Ao acolher a denúncia da Procuradoria-Geral da República (PGR), Fux manifestou discordância sobre a forma como as provas foram interpretadas e sobre a dosimetria das penas aplicadas em casos semelhantes — como os dos envolvidos na invasão dos Três Poderes em 8 de janeiro de 2023. Também questionou a separação entre os delitos de “abolição violenta do Estado Democrático de Direito” e “golpe de Estado”, considerados por ele como sobrepostos.
O voto foi bem recebido pelos advogados de Bolsonaro. “O ministro fez um posicionamento absolutamente correto, não só sobre a dosimetria, mas principalmente sobre a questão dos dois delitos que estão sendo imputados”, afirmou Celso Vilardi, responsável pela defesa do ex-presidente.
Divergência técnica e impacto político
Durante o julgamento, Fux citou o caso de Débora Rodrigues dos Santos — mulher condenada por pichar a frase “Perdeu, mané” na estátua A Justiça, em frente ao STF, no dia da invasão. A análise do caso, relatado pelo próprio ministro, foi interrompida por pedido de vista feito por ele na última segunda-feira (24). A mulher foi sentenciada por outros ministros a 14 anos de prisão, com base nos mesmos fundamentos que vêm norteando os julgamentos do 8 de Janeiro.
Fux sinalizou que pretende revisar os critérios de dosimetria adotados nesses casos, o que representa um respiro para os réus. “Existe esse conjunto de crimes contra o Estado democrático de Direito, [em que] dois tipos são previstos no mesmo tipo”, disse o ministro, ao afirmar que o Código Penal oferece um “mostruário” ao juiz, cabendo-lhe identificar o tipo penal mais adequado ao caso concreto.
As declarações vão ao encontro de uma das principais linhas de argumentação da defesa, que contesta a acumulação das tipificações penais — particularmente a simultânea imputação de golpe de Estado e abolição violenta do Estado democrático de Direito, o que, segundo advogados, representaria bis in idem (dupla punição pelo mesmo ato).
Fux também questionou a competência da Primeira Turma do STF para julgar todos os réus, observando que parte deles não possui foro privilegiado. Caso o julgamento permaneça na Suprema Corte, o ministro defendeu que seja realizado pelo plenário, com a participação dos 11 ministros.
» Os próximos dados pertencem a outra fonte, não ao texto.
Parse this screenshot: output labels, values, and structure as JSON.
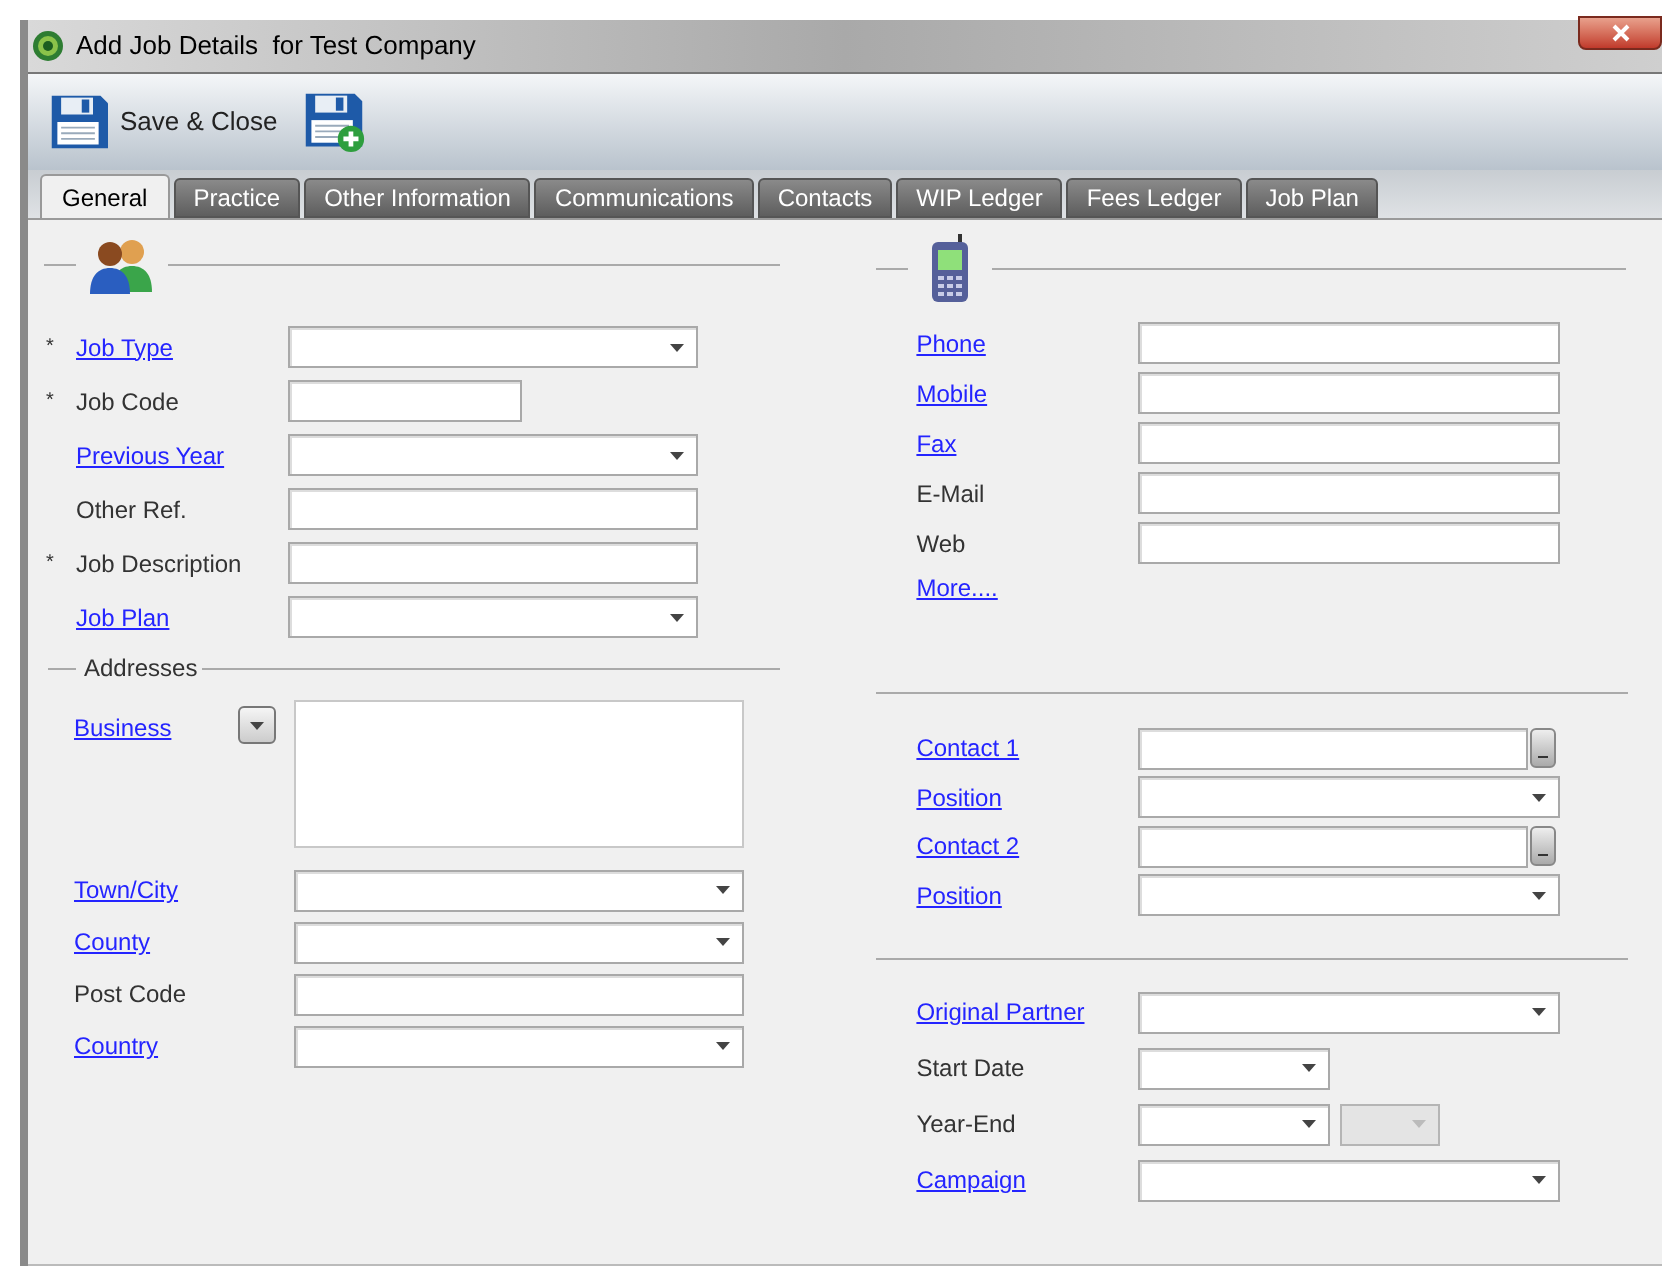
{
  "window": {
    "title": "Add Job Details  for Test Company"
  },
  "toolbar": [
    {
      "kind": "save-close",
      "label": "Save & Close"
    },
    {
      "kind": "save-new"
    }
  ],
  "tabs": [
    {
      "label": "General",
      "selected": true
    },
    {
      "label": "Practice",
      "selected": false
    },
    {
      "label": "Other Information",
      "selected": false
    },
    {
      "label": "Communications",
      "selected": false
    },
    {
      "label": "Contacts",
      "selected": false
    },
    {
      "label": "WIP Ledger",
      "selected": false
    },
    {
      "label": "Fees Ledger",
      "selected": false
    },
    {
      "label": "Job Plan",
      "selected": false
    }
  ],
  "job_fields": [
    {
      "marker": "*",
      "label": "Job Type",
      "link": true,
      "kind": "combo"
    },
    {
      "marker": "*",
      "label": "Job Code",
      "link": false,
      "kind": "short_text"
    },
    {
      "label": "Previous Year",
      "link": true,
      "kind": "combo"
    },
    {
      "label": "Other Ref.",
      "link": false,
      "kind": "text"
    },
    {
      "marker": "*",
      "label": "Job Description",
      "link": false,
      "kind": "text"
    },
    {
      "label": "Job Plan",
      "link": true,
      "kind": "combo"
    }
  ],
  "addresses": {
    "title": "Addresses",
    "fields": [
      {
        "label": "Business",
        "link": true,
        "kind": "memo"
      },
      {
        "label": "Town/City",
        "link": true,
        "kind": "combo"
      },
      {
        "label": "County",
        "link": true,
        "kind": "combo"
      },
      {
        "label": "Post Code",
        "link": false,
        "kind": "text"
      },
      {
        "label": "Country",
        "link": true,
        "kind": "combo"
      }
    ]
  },
  "communication_fields": [
    {
      "label": "Phone",
      "link": true,
      "kind": "text"
    },
    {
      "label": "Mobile",
      "link": true,
      "kind": "text"
    },
    {
      "label": "Fax",
      "link": true,
      "kind": "text"
    },
    {
      "label": "E-Mail",
      "link": false,
      "kind": "text"
    },
    {
      "label": "Web",
      "link": false,
      "kind": "text"
    },
    {
      "label": "More....",
      "link": true,
      "kind": "none"
    }
  ],
  "contact_fields": [
    {
      "label": "Contact 1",
      "link": true,
      "kind": "lookup"
    },
    {
      "label": "Position",
      "link": true,
      "kind": "combo"
    },
    {
      "label": "Contact 2",
      "link": true,
      "kind": "lookup"
    },
    {
      "label": "Position",
      "link": true,
      "kind": "combo"
    }
  ],
  "other_fields": [
    {
      "label": "Original Partner",
      "link": true,
      "kind": "combo"
    },
    {
      "label": "Start Date",
      "link": false,
      "kind": "short_combo"
    },
    {
      "label": "Year-End",
      "link": false,
      "kind": "short_combo_pair"
    },
    {
      "label": "Campaign",
      "link": true,
      "kind": "combo"
    }
  ]
}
Especialistas ouvidos pela revista IstoÉ avaliam que a divergência de Fux pode reforçar pedidos para levar o julgamento ao plenário, embora reconheçam que as chances de mudança ainda são limitadas neste momento.
Réus e próximos passos
Além de Bolsonaro, tornaram-se réus:
- Alexandre Ramagem, deputado federal e ex-diretor da Agência Brasileira de Inteligência (Abin);
- Almir Garnier Santos, ex-comandante da Marinha;
- Anderson Torres, ex-ministro da Justiça e ex-secretário de Segurança Pública do DF;
- Augusto Heleno, general da reserva e ex-ministro do Gabinete de Segurança Institucional;
- Mauro Cid, ex-ajudante de ordens da Presidência da República;
- Paulo Sérgio Nogueira, ex-ministro da Defesa;
- Walter Braga Netto, general da reserva e ex-ministro da Casa Civil.
Os oito são apontados pela PGR como integrantes do núcleo central de um plano para impedir a posse do presidente Luiz Inácio Lula da Silva (PT), eleito em 2022. A pena somada pelos crimes de que são acusados pode chegar a 43 anos de prisão.
Com o recebimento da denúncia, o processo avança agora para a fase de instrução, com coleta de provas, depoimentos de testemunhas e oitiva dos réus. A expectativa é que o julgamento ocorra entre setembro e outubro, na Primeira Turma do STF.